Banana Cream Pudding Pie
You can never have too many dessert recipes, so give Banana Cream Pudding Pie a try. One portion of this dish contains around 4g of protein, 8g of fat, and a total of 230 calories. This recipe covers 6% of your daily requirements of vitamins and minerals. This recipe serves 8. From preparation to the plate, this recipe takes about 3 hours and 40 minutes. If you have egg yolks, butter, sugar, and a few other ingredients on hand, you can make it.
Instructions
Heat oven to 450F. Make pie crust as directed on box for One-Crust
Baked Shell using 9-inch glass pie plate.

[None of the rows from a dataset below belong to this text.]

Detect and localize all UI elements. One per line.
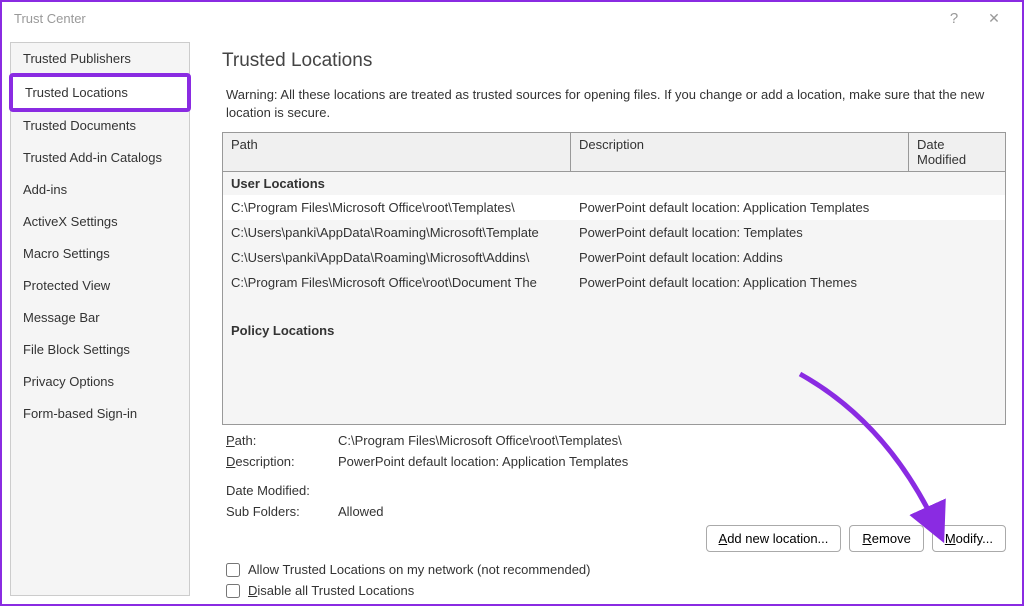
sidebar-item-macro-settings[interactable]: Macro Settings (11, 238, 189, 270)
warning-text: Warning: All these locations are treated… (226, 86, 1006, 122)
section-user-locations: User Locations (223, 172, 1005, 195)
cell-desc: PowerPoint default location: Addins (571, 248, 909, 267)
sidebar-item-activex-settings[interactable]: ActiveX Settings (11, 206, 189, 238)
cell-desc: PowerPoint default location: Application… (571, 198, 909, 217)
sidebar-item-privacy-options[interactable]: Privacy Options (11, 366, 189, 398)
cell-path: C:\Program Files\Microsoft Office\root\T… (223, 198, 571, 217)
section-policy-locations: Policy Locations (223, 319, 1005, 342)
detail-date-label: Date Modified: (226, 483, 338, 498)
allow-network-label: Allow Trusted Locations on my network (n… (248, 562, 591, 577)
main-panel: Trusted Locations Warning: All these loc… (190, 34, 1022, 604)
cell-desc: PowerPoint default location: Templates (571, 223, 909, 242)
sidebar-item-trusted-documents[interactable]: Trusted Documents (11, 110, 189, 142)
sidebar-item-message-bar[interactable]: Message Bar (11, 302, 189, 334)
allow-network-checkbox-row[interactable]: Allow Trusted Locations on my network (n… (226, 562, 1006, 577)
sidebar-item-protected-view[interactable]: Protected View (11, 270, 189, 302)
help-icon[interactable]: ? (934, 10, 974, 27)
cell-date (909, 273, 1005, 292)
header-description[interactable]: Description (571, 133, 909, 171)
header-date-modified[interactable]: Date Modified (909, 133, 1005, 171)
cell-path: C:\Program Files\Microsoft Office\root\D… (223, 273, 571, 292)
cell-date (909, 223, 1005, 242)
titlebar: Trust Center ? ✕ (2, 2, 1022, 34)
table-row[interactable]: C:\Program Files\Microsoft Office\root\T… (223, 195, 1005, 220)
sidebar-item-trusted-addin-catalogs[interactable]: Trusted Add-in Catalogs (11, 142, 189, 174)
cell-date (909, 198, 1005, 217)
table-row[interactable]: C:\Users\panki\AppData\Roaming\Microsoft… (223, 245, 1005, 270)
remove-button[interactable]: Remove (849, 525, 923, 552)
sidebar-item-trusted-locations[interactable]: Trusted Locations (9, 73, 191, 112)
disable-all-label: Disable all Trusted Locations (248, 583, 414, 598)
cell-path: C:\Users\panki\AppData\Roaming\Microsoft… (223, 223, 571, 242)
disable-all-checkbox[interactable] (226, 584, 240, 598)
sidebar-item-trusted-publishers[interactable]: Trusted Publishers (11, 43, 189, 75)
modify-button[interactable]: Modify... (932, 525, 1006, 552)
cell-path: C:\Users\panki\AppData\Roaming\Microsoft… (223, 248, 571, 267)
detail-subfolders-value: Allowed (338, 504, 1006, 519)
detail-path-label: Path: (226, 433, 338, 448)
detail-path-value: C:\Program Files\Microsoft Office\root\T… (338, 433, 1006, 448)
table-body: User Locations C:\Program Files\Microsof… (223, 172, 1005, 424)
close-icon[interactable]: ✕ (974, 10, 1014, 27)
cell-date (909, 248, 1005, 267)
locations-table: Path Description Date Modified User Loca… (222, 132, 1006, 425)
sidebar: Trusted Publishers Trusted Locations Tru… (10, 42, 190, 596)
detail-description-label: Description: (226, 454, 338, 469)
allow-network-checkbox[interactable] (226, 563, 240, 577)
sidebar-item-add-ins[interactable]: Add-ins (11, 174, 189, 206)
table-header: Path Description Date Modified (223, 133, 1005, 172)
details-panel: Path: C:\Program Files\Microsoft Office\… (226, 433, 1006, 519)
sidebar-item-file-block-settings[interactable]: File Block Settings (11, 334, 189, 366)
table-row[interactable]: C:\Users\panki\AppData\Roaming\Microsoft… (223, 220, 1005, 245)
page-title: Trusted Locations (222, 50, 1006, 72)
disable-all-checkbox-row[interactable]: Disable all Trusted Locations (226, 583, 1006, 598)
detail-date-value (338, 483, 1006, 498)
table-row[interactable]: C:\Program Files\Microsoft Office\root\D… (223, 270, 1005, 295)
sidebar-item-form-based-sign-in[interactable]: Form-based Sign-in (11, 398, 189, 430)
detail-subfolders-label: Sub Folders: (226, 504, 338, 519)
add-new-location-button[interactable]: Add new location... (706, 525, 842, 552)
buttons-row: Add new location... Remove Modify... (222, 525, 1006, 552)
window-title: Trust Center (10, 11, 934, 26)
detail-description-value: PowerPoint default location: Application… (338, 454, 1006, 469)
content-area: Trusted Publishers Trusted Locations Tru… (2, 34, 1022, 604)
header-path[interactable]: Path (223, 133, 571, 171)
cell-desc: PowerPoint default location: Application… (571, 273, 909, 292)
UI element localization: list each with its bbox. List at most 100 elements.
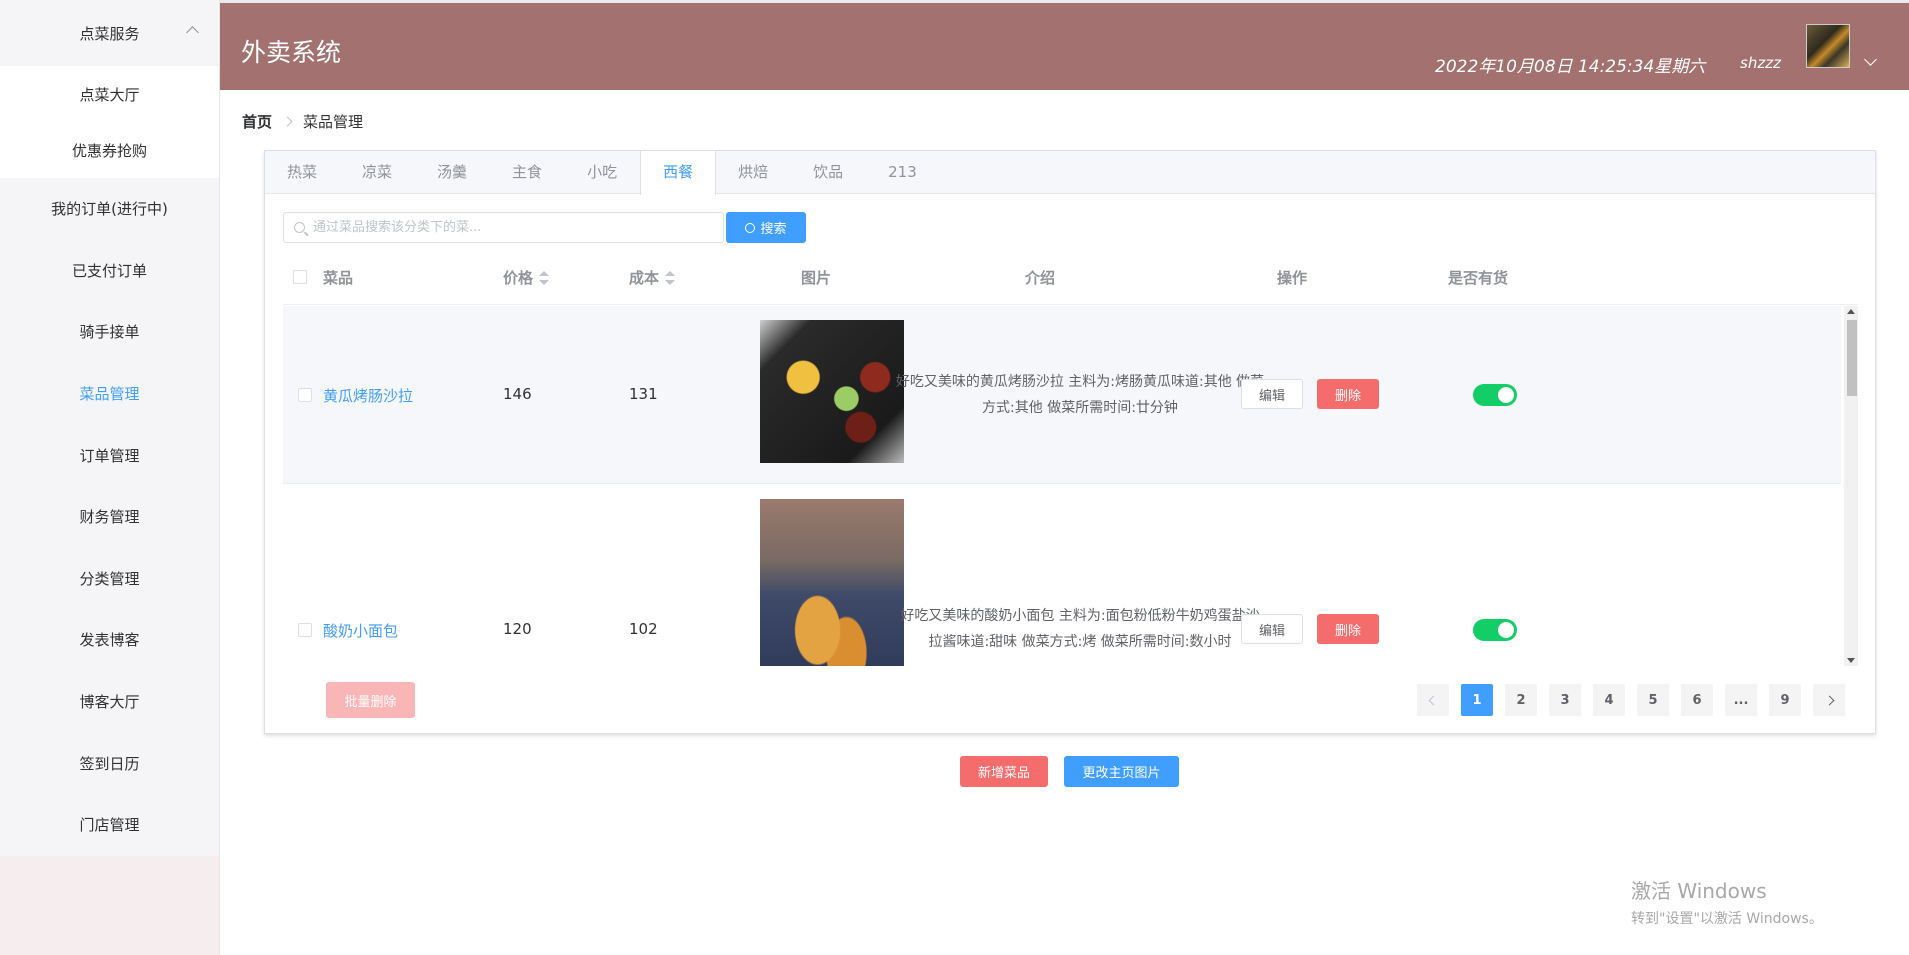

Bake 9 to 11 minutes or until lightly browned. Cool completely, about 30 minutes.
Meanwhile, in 2-quart saucepan, mix sugar, cornstarch and salt. Stir in milk until smooth. Cook over medium heat, stirring constantly, until mixture boils and thickens; boil and stir 2 minutes.
Stir about 1/4 cup hot mixture into egg yolks. Gradually stir yolk mixture into hot mixture. Cook over medium heat, stirring constantly, just until mixture begins to bubble and is thickened.
Remove from heat; stir in butter and vanilla. Cool until lukewarm, about 20 minutes.
Arrange banana slices in cooled baked shell.
Pour cooled pudding over bananas. Refrigerate until set, at least 3 hours. Top with whipped cream. Store in refrigerator.